Let x = v*t, then n*x/k = u*t implies n*x == 0 (mod k).
k-x = d*v-v*t = v*(d-t), then gcd(k-x, floor(n*x/k)) = gcd(v*(d-t), u*t) = 1.
Using the second formula with the conditions satisfied, we get T(n, k) = n*k. (End)
LINKS
Tamás Fülöp, Rows n = 1..100 of triangle, flattened
FORMULA
From Tamás Fülöp, Nov 05 2025: (Start)
T(n, k) = max{a*n+b*k : 1 <= a <= k, 1 <= b <= n, a*n+b*k <= n*k, gcd(a, b) = 1}.
T(n, k) = n*k - min{(n*x) mod k : 0 <= x <= k-1, gcd(k-x, floor(n*x/k)) = 1}. (End)
EXAMPLE
T(8, 5) = 38 = 1*8+6*5, where d = gcd(1, 6) = 1 and the loop visits (0,0) d+1 times. - Tamás Fülöp, Nov 05 2025
Table begins:
1;
2, 4;
3, 5, 9;
4, 8, 11, 16;
5, 9, 14, 19, 25;
6, 12, 18, 24, 29, 36;
PROG
(Python)
from math import gcd
def T(n, k): return n*k-min((n*x)%k for x in range(k) if gcd(k-x, n*x//k)==1)
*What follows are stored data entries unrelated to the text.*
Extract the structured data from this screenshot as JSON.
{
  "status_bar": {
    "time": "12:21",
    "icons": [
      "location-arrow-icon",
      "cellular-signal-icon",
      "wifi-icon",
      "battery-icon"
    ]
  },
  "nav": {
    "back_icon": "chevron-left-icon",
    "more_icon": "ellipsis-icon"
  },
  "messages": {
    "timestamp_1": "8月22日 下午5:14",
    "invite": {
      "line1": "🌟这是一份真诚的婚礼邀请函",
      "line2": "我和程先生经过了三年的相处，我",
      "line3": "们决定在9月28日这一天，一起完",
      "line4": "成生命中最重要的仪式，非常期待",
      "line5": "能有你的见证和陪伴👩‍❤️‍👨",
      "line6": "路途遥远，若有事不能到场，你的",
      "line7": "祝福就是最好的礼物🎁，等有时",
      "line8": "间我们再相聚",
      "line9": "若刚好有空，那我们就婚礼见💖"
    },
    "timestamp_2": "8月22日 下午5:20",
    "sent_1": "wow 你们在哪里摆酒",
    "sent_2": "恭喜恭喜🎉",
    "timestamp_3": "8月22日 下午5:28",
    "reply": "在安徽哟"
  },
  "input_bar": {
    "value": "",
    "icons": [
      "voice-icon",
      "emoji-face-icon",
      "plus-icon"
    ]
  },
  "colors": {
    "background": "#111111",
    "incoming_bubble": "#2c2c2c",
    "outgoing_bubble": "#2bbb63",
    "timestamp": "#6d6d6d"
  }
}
print([T(n, k) for n in range(1, 12) for k in range(1, n+1)]) # Tamás Fülöp, Nov 05 2025
CROSSREFS
KEYWORD
AUTHOR
Peter Kagey, Mar 09 2019
EXTENSIONS
More terms from Tamás Fülöp, Nov 05 2025
STATUS
approved